Depending on the findings, additional tests will be performed to explore potential
biological reasons underpinning these observations. The choice of markers may include
pathway-specific biomarkers targeting inflammation, oxidative stress, lipid parameters,
as well as organ-specific ones such as renal and liver parameters. Given the large
sample size and high costs of analysis, the study team will prioritise more detailed
investigations in a targeted group of patients depending on the final findings. None of
these blood results is a screening criteria for study participation. The investigator
will share abnormal to the study subjects abnormal results of their renal and liver
parameters should these tests are tested following study completion. The extent on
investigation, however, depends on funding support. In this study, renal and hepatic
dysfunction will be based on physician-diagnosed and self-declaration on the part of the
study subject. All clinical information will be verified by a senior physician on-site.
5. Study medications will be packed with clear instructions written on the packing bag. The
package will be distributed to each subject based on the randomised treatment assigned.
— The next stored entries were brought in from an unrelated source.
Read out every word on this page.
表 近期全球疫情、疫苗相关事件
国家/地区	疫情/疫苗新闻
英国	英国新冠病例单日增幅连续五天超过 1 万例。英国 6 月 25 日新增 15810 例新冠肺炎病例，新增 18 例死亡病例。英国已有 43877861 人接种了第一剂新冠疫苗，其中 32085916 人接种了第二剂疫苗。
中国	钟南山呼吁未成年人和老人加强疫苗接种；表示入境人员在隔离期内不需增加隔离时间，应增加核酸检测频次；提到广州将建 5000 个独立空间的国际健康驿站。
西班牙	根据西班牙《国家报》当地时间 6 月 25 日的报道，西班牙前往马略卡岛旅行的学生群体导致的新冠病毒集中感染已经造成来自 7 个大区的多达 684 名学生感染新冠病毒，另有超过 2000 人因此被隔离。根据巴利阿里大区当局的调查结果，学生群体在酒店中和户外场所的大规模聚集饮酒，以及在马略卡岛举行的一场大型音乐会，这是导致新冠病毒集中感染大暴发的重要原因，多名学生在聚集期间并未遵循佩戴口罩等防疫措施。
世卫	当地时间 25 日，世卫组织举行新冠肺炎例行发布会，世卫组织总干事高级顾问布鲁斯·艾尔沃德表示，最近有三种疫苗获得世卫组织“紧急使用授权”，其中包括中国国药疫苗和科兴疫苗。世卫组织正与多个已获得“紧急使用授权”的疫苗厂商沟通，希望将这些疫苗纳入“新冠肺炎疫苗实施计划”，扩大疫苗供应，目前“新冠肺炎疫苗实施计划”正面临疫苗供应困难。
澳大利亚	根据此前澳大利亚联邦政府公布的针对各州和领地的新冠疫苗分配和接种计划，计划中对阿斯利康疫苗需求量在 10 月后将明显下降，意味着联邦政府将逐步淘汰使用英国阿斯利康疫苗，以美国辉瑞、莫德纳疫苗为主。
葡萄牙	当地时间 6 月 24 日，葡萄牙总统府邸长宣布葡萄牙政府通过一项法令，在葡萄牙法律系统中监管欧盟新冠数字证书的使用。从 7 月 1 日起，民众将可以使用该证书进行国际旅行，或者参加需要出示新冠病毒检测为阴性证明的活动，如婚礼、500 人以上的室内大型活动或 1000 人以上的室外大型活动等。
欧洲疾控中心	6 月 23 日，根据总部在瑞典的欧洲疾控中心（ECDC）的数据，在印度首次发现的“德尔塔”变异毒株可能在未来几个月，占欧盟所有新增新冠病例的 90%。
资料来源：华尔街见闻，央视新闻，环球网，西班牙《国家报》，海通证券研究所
6. Study participants will be given a study card to remind them to submit their symptoms
daily and to record the times when they consume their medications. They will also be
asked to present this card to doctors at the medical post or hospital should they seek
medical assistance. In the events of acute respiratory infection and hospitalization,
lab testing will be done as clinically indicated. Subjects on ventilator support who are
not able to take oral medications may discontinue taking the study drug. However,
subjects will remain in the study for collection of data on duration of mechanical
ventilation for analysis.
During final study visit,
1. The study team, including investigators, will be present at the dormitory. A repeated
blood sample (20mL) will be collected for serological tests. Measurements of study
subjects' parameters such as weight (using Tanita BC-418 and Tanita BC-420MA for
bio-electrical impedance analysis), height, blood pressure will be taken. ECG will be
done only for subjects in hydroxychloroquine arm. History will be taken including
symptoms of fever, chills, myalgia, headache, diarrhoea, running nose, anosmia, loss of
taste, sore throat, dry cough, shortness of breath and the duration of such symptoms, if
any.
2. Balance medication and packaging retrieval to do medication accounting and checking for
adherence to assigned treatment arm
3. Discharged from study if no adverse events to follow-up.